C’è il murale della bimba con una bomboletta spray in mano che, mentre ricopre con dei fiori una svastica disegnata su un muro, si volta e guarda i passanti e li interpella. Quasi dicesse: ‘Monsieur, ti piacciono i miei fiori? E sei pure tu d’accordo – vero? – che quella svastica vada cancellata?’.

Così, mentre uno pensa al peso storico della croce uncinata, magari sfoglia anche il primo giornale che gli capita fra le mani e legge titoli del tipo ‘Salvini: non rispondere agli Sos’; o legge che Germania, Olanda, Italia, Malta e Francia hanno rifiutato per giorni l’attracco alla Lifeline, la nave della Ong tedesca con 234 migranti a bordo; o ancora legge di scontri verbali accesi fra Roma (Salvini) e Parigi (Macron) sui migranti. Non bastasse trova persino un servizio su ‘laRepubblica’ intitolato ‘Hitler e Mussolini sugli scaffali, il supermarket del vino nazista’.

Un articolo di ‘costume’ (o malcostume o anche peggio) dedicato ad un negozio al Lido di Jesolo in cui si vendono bottiglie di vino con i due compagni di merende nazi-fascisti sull’etichetta. Offerta che va a gonfie vele. Intervistato il titolare dice angelicamente che ‘gli italiani comprano e per me è un affare, solo i tedeschi si lamentano’. Si vede che sono meno smemorati…

Ma veniamo al secondo murale apparso nella Ville Lumière sempre attribuito a Banksy. Un signore con un completo scuro, camicia bianca e cravatta, si piega verso un cane offrendogli con la mano sinistra un osso, mentre la destra, nascosta dietro la schiena, tiene stretta una sega. Quell’osso non è altro che un pezzo della zampa anteriore dell’animale, amputata dall’uomo medesimo.

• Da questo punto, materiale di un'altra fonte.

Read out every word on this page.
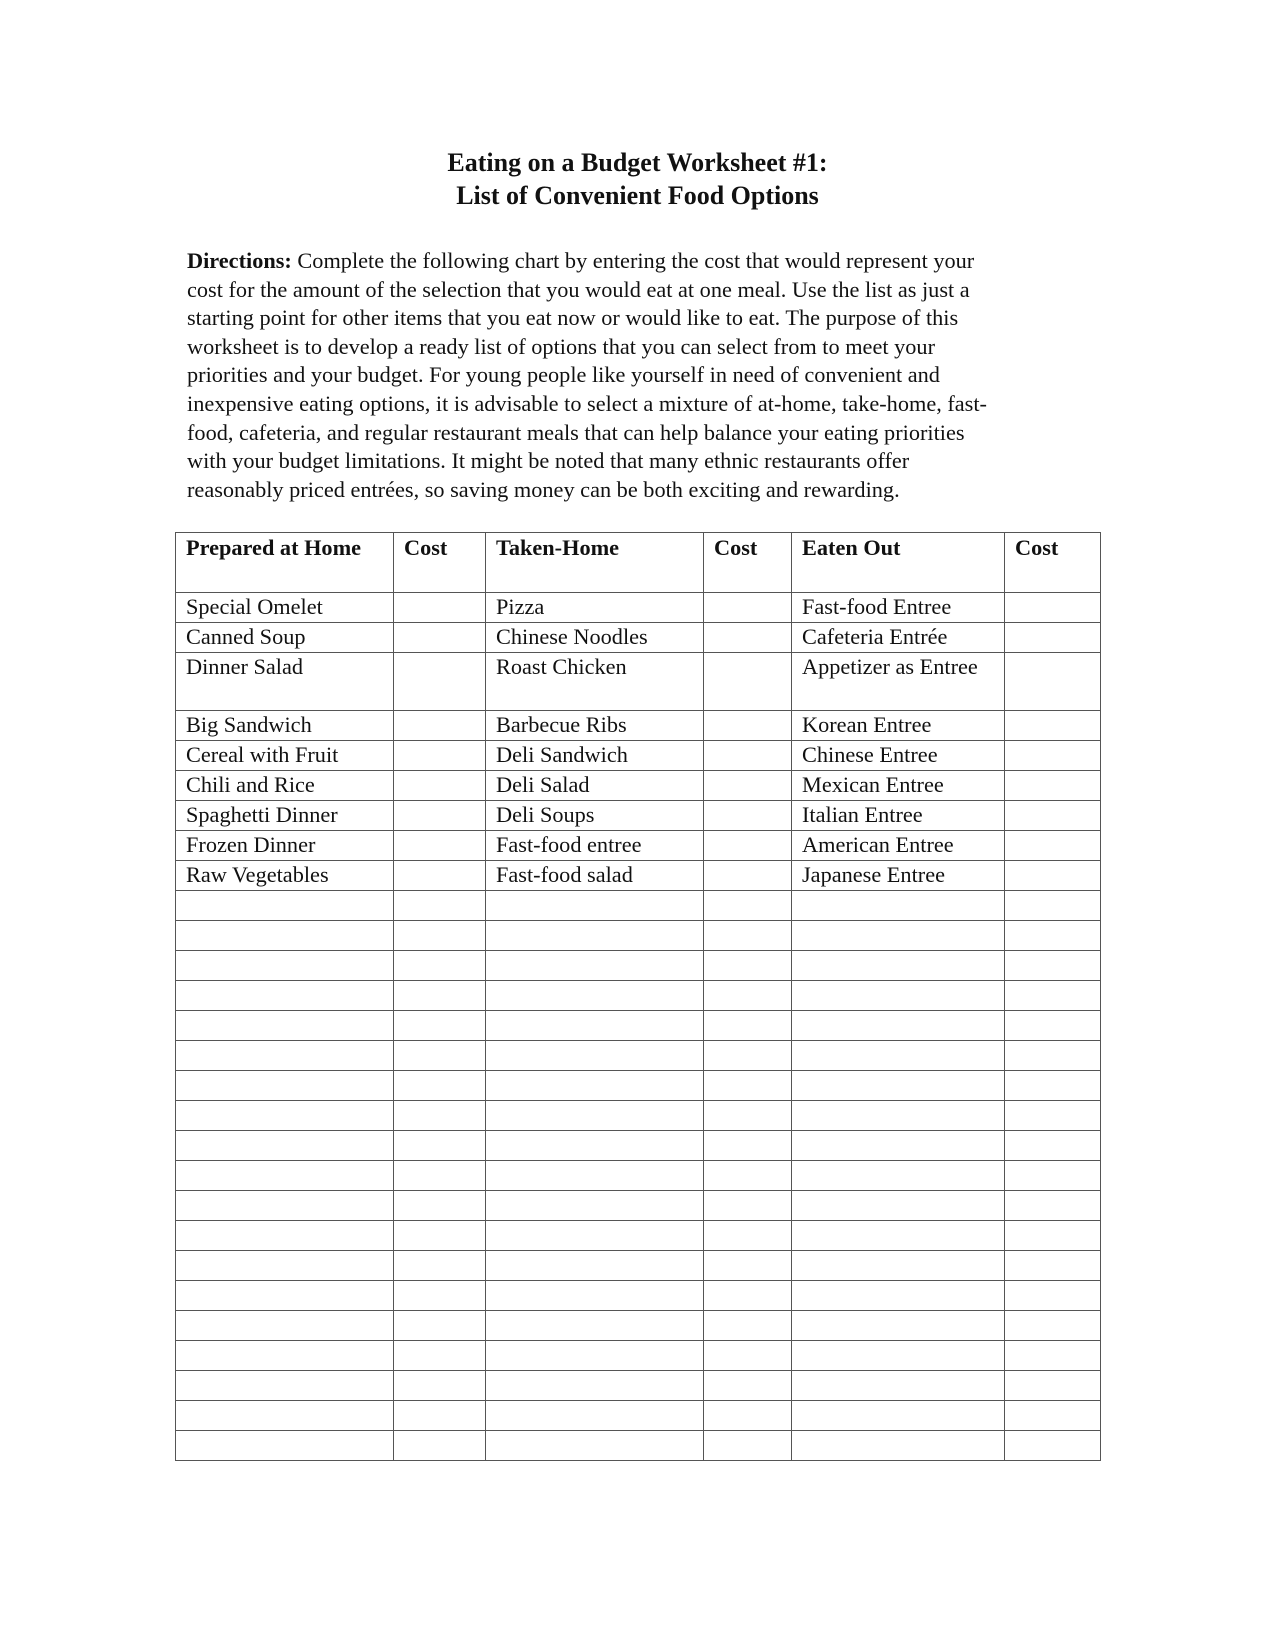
Eating on a Budget Worksheet #1:
List of Convenient Food Options
Directions: Complete the following chart by entering the cost that would represent your
cost for the amount of the selection that you would eat at one meal. Use the list as just a
starting point for other items that you eat now or would like to eat. The purpose of this
worksheet is to develop a ready list of options that you can select from to meet your
priorities and your budget. For young people like yourself in need of convenient and
inexpensive eating options, it is advisable to select a mixture of at-home, take-home, fast-
food, cafeteria, and regular restaurant meals that can help balance your eating priorities
with your budget limitations. It might be noted that many ethnic restaurants offer
reasonably priced entrées, so saving money can be both exciting and rewarding.
Prepared at Home	Cost	Taken-Home	Cost	Eaten Out	Cost
Special Omelet		Pizza		Fast-food Entree	
Canned Soup		Chinese Noodles		Cafeteria Entrée	
Dinner Salad		Roast Chicken		Appetizer as Entree	
Big Sandwich		Barbecue Ribs		Korean Entree	
Cereal with Fruit		Deli Sandwich		Chinese Entree	
Chili and Rice		Deli Salad		Mexican Entree	
Spaghetti Dinner		Deli Soups		Italian Entree	
Frozen Dinner		Fast-food entree		American Entree	
Raw Vegetables		Fast-food salad		Japanese Entree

Evidente anche qui il riferimento agli aiuti (per quale sviluppo?) concessi ai Paesi poveri, dopo averli dominati e sfruttati per secoli. Usi e costumi che, una volta ottenute le varie indipendenze, hanno saputo adattarsi ai nuovi corsi spesso purtroppo col supporto di élite locali corrotte.

Chi qui sbarca, rimarrebbe nel proprio Paese se avesse di che vivere. Ma siccome non ce l’ha, tenta la fortuna. Chi di noi non lo farebbe? Certo al tavolo politico la ragione che trova accordi e compromessi non può mancare. Ma nemmeno il cuore. È quello che ci ricorda il misterioso artista.